Russian President Demands Air Safety Improvements

In crash aftermath, Medvedev says Russia may have to buy foreign airplanes.

Medvedev

Medvedev

Russian President Dmitry Medvedev on Thursday called for a sharp reduction in the number of domestic airlines and said the country may have to resort to buying foreign-built aircraft to improve its shaky air safety record. Medvedev made the comments after visiting the** crash site of a Yak-42** about 150 miles north of Moscow that killed 43 on Wednesday, most of them members of a Russian ice hockey team.

"We must support our own people. If we are unable to sort it out, we must buy foreign aircraft,” Medvedev said on Thursday. “I am giving the government an order and they will have to find the money. It will be a big program.”

Medvedev did not give details, but his remarks could signal a shake-up of Russian aviation as the country aims to bring its safety record up to the standards of the rest of the developed world.
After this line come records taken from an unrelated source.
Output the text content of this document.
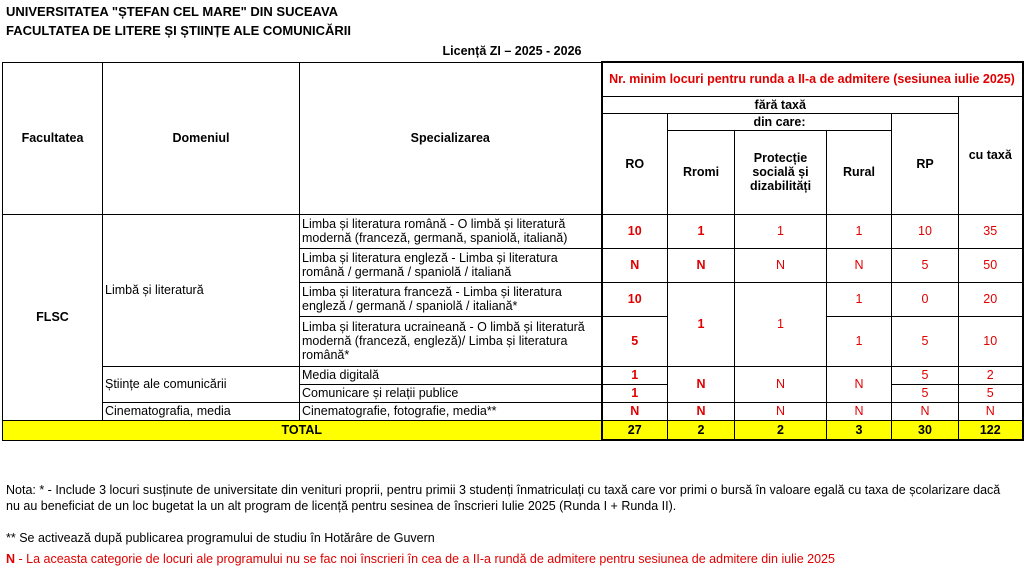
UNIVERSITATEA "ȘTEFAN CEL MARE" DIN SUCEAVA
FACULTATEA DE LITERE ȘI ȘTIINȚE ALE COMUNICĂRII
Licență ZI – 2025 - 2026
Facultatea	Domeniul	Specializarea	Nr. minim locuri pentru runda a II-a de admitere (sesiunea iulie 2025)					
			fără taxă					cu taxă
			RO	din care:			RP	
				Rromi	Protecție socială și dizabilități	Rural		
FLSC	Limbă și literatură	Limba și literatura română - O limbă și literatură modernă (franceză, germană, spaniolă, italiană)	10	1	1	1	10	35
		Limba și literatura engleză - Limba și literatura română / germană / spaniolă / italiană	N	N	N	N	5	50
		Limba și literatura franceză - Limba și literatura engleză / germană / spaniolă / italiană*	10	1	1	1	0	20
		Limba și literatura ucraineană - O limbă și literatură modernă (franceză, engleză)/ Limba și literatura română*	5			1	5	10
	Științe ale comunicării	Media digitală	1	N	N	N	5	2
		Comunicare și relații publice	1				5	5
	Cinematografia, media	Cinematografie, fotografie, media**	N	N	N	N	N	N
TOTAL			27	2	2	3	30	122
Nota: * - Include 3 locuri susținute de universitate din venituri proprii, pentru primii 3 studenți înmatriculați cu taxă care vor primi o bursă în valoare egală cu taxa de școlarizare dacă nu au beneficiat de un loc bugetat la un alt program de licență pentru sesinea de înscrieri Iulie 2025 (Runda I + Runda II).
** Se activează după publicarea programului de studiu în Hotărâre de Guvern
N - La aceasta categorie de locuri ale programului nu se fac noi înscrieri în cea de a II-a rundă de admitere pentru sesiunea de admitere din iulie 2025
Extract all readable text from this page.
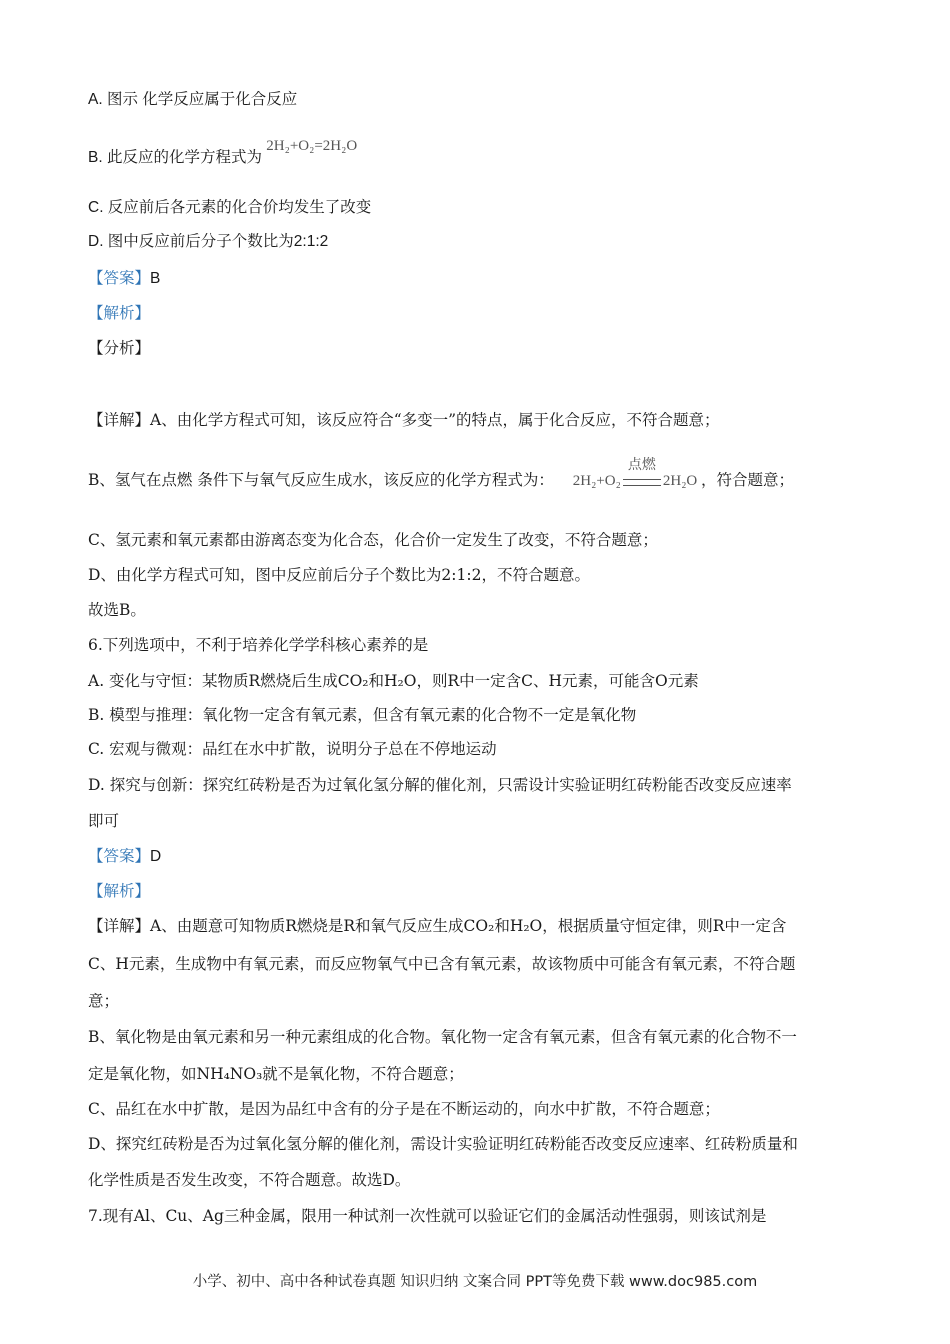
A. 图示 化学反应属于化合反应
B. 此反应的化学方程式为 2H₂+O₂=2H₂O
C. 反应前后各元素的化合价均发生了改变
D. 图中反应前后分子个数比为2:1:2
【答案】B
【解析】
【分析】
【详解】A、由化学方程式可知，该反应符合“多变一”的特点，属于化合反应，不符合题意；
B、氢气在点燃 条件下与氧气反应生成水，该反应的化学方程式为： 2H₂+O₂
点燃
2H₂O ，符合题意；
C、氢元素和氧元素都由游离态变为化合态，化合价一定发生了改变，不符合题意；
D、由化学方程式可知，图中反应前后分子个数比为2:1:2，不符合题意。
故选B。
6.下列选项中，不利于培养化学学科核心素养的是
A. 变化与守恒：某物质R燃烧后生成CO₂和H₂O，则R中一定含C、H元素，可能含O元素
B. 模型与推理：氧化物一定含有氧元素，但含有氧元素的化合物不一定是氧化物
C. 宏观与微观：品红在水中扩散，说明分子总在不停地运动
D. 探究与创新：探究红砖粉是否为过氧化氢分解的催化剂，只需设计实验证明红砖粉能否改变反应速率
即可
【答案】D
【解析】
【详解】A、由题意可知物质R燃烧是R和氧气反应生成CO₂和H₂O，根据质量守恒定律，则R中一定含
C、H元素，生成物中有氧元素，而反应物氧气中已含有氧元素，故该物质中可能含有氧元素，不符合题
意；
B、氧化物是由氧元素和另一种元素组成的化合物。氧化物一定含有氧元素，但含有氧元素的化合物不一
定是氧化物，如NH₄NO₃就不是氧化物，不符合题意；
C、品红在水中扩散，是因为品红中含有的分子是在不断运动的，向水中扩散，不符合题意；
D、探究红砖粉是否为过氧化氢分解的催化剂，需设计实验证明红砖粉能否改变反应速率、红砖粉质量和
化学性质是否发生改变，不符合题意。故选D。
7.现有Al、Cu、Ag三种金属，限用一种试剂一次性就可以验证它们的金属活动性强弱，则该试剂是
小学、初中、高中各种试卷真题 知识归纳 文案合同 PPT等免费下载 www.doc985.com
Many small private air companies have popped up in Russia since the collapse of the Soviet Union in 1991, with most relying heavily on Soviet-era fleets.

Medvedev also acknowledged that previous efforts to improve safety have been unsuccessful.

"The number of air companies must be radically reduced and we need to do it very quickly," he said, speaking at the crash site near Yaroslavl's Tunoshna Airport.

The three-engine Yak-42 took off for Minsk at 4 p.m. local time on Wednesday when it crashed into river bank in clear weather. There were two survivors among the dozens of passengers, many with ties to the NHL.

Built in 1993, the Yak-42 belonged to a small Moscow-based air charter company called Yak Service. The short- and medium-range Yak-42 has been in operation since 1980.